Is there a link between cardiac abnormalities and autism?

That’s what Dr. Maria Kontaridis, Executive Director and Gordon K. Moe Professor of Biomedical Research and Translational Medicine at the  Masonic Medical Research Institute (MMRI) in Utica, will be studying for the next three years, thanks to a $299,835.00 three-year Transformational Project Award from the American Heart Association. On Jan. 1, Dr. Kontaridis and her co-Investigator, Dr. Gulhan Ercan-Sencicek, an Instructor at the MMRI, will begin their project, titled “The role of PTPN11 mutations in autism and heart pathogenesis,” to understand how mutations in the same gene differentially affect the normal processes of heart and brain development.

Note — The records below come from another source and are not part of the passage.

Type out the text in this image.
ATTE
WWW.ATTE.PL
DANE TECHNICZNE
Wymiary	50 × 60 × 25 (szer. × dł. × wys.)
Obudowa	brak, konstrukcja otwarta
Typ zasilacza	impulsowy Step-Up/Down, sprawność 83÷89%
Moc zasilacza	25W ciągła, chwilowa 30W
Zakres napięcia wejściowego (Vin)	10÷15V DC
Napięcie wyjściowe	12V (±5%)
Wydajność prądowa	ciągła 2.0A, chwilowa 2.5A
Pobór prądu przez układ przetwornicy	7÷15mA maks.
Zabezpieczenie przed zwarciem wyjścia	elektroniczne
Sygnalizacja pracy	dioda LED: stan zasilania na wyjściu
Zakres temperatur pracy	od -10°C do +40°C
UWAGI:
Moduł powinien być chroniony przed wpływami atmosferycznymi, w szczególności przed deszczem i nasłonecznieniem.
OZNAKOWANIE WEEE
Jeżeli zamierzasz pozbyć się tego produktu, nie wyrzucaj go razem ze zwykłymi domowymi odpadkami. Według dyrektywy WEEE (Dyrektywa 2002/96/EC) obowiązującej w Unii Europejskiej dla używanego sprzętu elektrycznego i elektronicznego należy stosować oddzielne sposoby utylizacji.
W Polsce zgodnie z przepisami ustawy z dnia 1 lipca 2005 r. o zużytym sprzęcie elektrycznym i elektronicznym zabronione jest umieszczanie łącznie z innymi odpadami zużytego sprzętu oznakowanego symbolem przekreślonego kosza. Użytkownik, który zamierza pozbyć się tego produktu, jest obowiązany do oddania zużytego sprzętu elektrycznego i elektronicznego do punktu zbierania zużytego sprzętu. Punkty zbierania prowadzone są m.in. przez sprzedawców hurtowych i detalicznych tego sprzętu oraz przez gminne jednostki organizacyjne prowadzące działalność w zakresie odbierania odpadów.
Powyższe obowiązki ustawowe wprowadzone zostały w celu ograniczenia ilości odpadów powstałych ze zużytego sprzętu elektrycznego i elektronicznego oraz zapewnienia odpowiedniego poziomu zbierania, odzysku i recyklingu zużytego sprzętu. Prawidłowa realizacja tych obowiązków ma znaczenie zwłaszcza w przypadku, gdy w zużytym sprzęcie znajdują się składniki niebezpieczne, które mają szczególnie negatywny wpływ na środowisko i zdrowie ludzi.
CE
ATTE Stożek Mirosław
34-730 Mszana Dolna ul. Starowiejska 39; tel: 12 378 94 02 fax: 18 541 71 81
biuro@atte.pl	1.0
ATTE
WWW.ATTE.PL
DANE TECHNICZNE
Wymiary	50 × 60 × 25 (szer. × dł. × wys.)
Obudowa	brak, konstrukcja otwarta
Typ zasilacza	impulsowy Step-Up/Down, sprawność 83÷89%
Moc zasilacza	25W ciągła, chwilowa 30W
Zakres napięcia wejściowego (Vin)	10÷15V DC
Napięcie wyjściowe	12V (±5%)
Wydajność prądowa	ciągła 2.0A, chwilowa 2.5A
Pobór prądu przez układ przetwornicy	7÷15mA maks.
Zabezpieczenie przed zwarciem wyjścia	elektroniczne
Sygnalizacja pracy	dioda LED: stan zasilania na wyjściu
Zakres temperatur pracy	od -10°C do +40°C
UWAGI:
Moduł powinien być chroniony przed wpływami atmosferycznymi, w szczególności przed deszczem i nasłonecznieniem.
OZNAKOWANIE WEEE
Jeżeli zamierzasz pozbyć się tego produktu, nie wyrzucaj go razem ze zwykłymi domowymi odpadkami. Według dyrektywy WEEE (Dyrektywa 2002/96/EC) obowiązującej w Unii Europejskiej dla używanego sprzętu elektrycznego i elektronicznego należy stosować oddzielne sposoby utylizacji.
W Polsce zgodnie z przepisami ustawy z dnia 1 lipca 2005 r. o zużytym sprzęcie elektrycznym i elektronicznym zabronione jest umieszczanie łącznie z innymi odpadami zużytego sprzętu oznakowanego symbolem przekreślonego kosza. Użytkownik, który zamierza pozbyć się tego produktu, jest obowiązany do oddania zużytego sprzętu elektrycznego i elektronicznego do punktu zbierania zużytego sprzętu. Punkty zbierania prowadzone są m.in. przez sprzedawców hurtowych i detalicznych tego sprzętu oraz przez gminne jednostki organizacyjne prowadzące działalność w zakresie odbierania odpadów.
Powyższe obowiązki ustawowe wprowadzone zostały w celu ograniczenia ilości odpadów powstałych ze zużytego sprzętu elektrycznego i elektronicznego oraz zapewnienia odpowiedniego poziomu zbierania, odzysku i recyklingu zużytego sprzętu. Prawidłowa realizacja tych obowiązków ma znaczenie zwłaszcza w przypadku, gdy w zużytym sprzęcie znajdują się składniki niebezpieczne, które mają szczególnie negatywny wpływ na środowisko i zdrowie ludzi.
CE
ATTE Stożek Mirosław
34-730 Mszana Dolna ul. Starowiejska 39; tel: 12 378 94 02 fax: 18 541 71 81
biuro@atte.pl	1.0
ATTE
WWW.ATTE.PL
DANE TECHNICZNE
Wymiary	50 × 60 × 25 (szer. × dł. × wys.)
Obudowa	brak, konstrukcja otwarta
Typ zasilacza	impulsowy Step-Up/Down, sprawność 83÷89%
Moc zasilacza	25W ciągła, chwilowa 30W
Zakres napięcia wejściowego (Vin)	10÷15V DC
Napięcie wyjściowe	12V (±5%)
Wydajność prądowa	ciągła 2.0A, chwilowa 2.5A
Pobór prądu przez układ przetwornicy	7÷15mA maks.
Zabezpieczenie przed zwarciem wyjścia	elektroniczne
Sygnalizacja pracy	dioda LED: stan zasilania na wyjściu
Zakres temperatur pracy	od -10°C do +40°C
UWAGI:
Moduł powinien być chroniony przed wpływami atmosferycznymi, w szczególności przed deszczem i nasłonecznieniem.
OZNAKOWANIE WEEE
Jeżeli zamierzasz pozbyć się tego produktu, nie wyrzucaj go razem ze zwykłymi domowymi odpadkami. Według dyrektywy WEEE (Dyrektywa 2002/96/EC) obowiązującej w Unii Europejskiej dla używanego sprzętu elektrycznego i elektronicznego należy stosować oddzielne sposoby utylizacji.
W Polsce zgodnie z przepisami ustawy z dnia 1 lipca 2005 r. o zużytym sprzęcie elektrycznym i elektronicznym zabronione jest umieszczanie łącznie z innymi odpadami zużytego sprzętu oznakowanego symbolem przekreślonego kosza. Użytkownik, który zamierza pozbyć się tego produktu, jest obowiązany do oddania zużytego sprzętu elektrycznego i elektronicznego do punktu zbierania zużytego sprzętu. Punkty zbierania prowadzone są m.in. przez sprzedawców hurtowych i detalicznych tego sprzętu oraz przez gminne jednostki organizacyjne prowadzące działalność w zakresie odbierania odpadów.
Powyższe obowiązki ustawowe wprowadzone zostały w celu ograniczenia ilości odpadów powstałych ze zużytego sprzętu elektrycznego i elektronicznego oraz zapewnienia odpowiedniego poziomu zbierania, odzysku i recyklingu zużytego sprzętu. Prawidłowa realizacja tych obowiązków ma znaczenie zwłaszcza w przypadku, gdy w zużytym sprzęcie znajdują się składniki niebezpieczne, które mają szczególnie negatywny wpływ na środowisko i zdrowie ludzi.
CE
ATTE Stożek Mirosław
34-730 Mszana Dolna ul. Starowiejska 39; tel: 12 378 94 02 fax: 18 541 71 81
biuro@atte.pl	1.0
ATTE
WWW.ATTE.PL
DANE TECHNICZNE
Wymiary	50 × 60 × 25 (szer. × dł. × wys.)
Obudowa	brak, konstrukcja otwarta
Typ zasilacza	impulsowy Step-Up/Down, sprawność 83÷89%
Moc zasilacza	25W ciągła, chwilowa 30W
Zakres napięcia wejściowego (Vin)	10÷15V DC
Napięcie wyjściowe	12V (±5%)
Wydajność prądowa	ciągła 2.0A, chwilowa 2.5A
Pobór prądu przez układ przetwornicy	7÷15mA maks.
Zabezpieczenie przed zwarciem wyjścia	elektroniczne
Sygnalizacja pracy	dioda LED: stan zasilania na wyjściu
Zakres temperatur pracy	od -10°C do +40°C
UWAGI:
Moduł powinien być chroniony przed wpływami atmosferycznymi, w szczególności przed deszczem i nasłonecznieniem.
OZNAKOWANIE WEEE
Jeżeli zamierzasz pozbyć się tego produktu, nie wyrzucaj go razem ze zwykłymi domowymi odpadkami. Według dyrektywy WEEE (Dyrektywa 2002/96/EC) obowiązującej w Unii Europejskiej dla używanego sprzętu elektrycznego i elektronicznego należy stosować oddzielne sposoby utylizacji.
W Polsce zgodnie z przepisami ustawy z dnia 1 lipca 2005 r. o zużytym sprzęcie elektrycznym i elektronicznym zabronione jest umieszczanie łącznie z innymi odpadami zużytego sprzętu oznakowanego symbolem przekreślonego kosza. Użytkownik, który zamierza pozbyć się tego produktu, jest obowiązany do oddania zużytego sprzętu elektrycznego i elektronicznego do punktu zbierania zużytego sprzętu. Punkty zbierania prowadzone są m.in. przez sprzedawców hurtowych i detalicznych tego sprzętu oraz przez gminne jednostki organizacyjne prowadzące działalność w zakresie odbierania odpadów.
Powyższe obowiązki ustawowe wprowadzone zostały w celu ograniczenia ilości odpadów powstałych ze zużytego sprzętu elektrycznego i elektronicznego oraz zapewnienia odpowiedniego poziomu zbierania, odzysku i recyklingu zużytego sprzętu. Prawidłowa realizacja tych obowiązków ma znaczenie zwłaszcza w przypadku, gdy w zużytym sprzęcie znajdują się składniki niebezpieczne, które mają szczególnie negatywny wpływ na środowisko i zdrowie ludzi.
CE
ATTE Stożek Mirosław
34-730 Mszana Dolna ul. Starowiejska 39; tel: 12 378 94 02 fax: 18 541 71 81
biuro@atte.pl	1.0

“We think there are genes that have dual functionality in development, the abnormal regulation of which can cause neurocognitive and cardiac anomalies,” Dr. Kontaridis said. “Genes regulate signaling relays within a cell that tell that cell what to do, whether it be to grow, divide, or die.  Here, we are looking at the effects of a specific gene, which, when mutated, alters the relay process, thereby leading to the development of growth defects, autism, and cardiac abnormalities.”

In particular, Drs. Kontaridis and Ercan-Sencicek will look at disease-causing changes in the PTPN11 gene, a nodal gene involved in critical signaling processes that regulate normal growth and differentiation of cells in multiple tissues, including brain and heart.

“We have identified two novel mutations that we think link autism with heart abnormalities in human patients,” Dr. Ercan-Sencicek said. “To understand the role of these mutations, we will reprogram somatic cells obtained from patients with these unique mutations and convert them into inducible pluripotent stem cells (iPSCs), cells that have the ability to differentiate into any tissue type of interest. For this project, we will differentiate these iPSCs into heart muscle cells and brain organoid cells to study the effects of PTPN11 mutations on heart disease and brain development. These results will help us to identify potential novel therapeutics that can be used to treat patients.”

“It’s our honor to award this grant to Dr. Kontaridis,” said Steve Gassner, chair of the Board of Directors of the American Heart Association in the Mohawk Valley. “We know that 1 in 100 children is born with a heart defect, and some of those children have been our Red Cap Ambassadors. Like heart disease, autism affects the whole family. We look forward to hearing from Drs. Kontaridis and Ercan-Sencicek in the coming years as progress continues on this exciting and ground-breaking work.”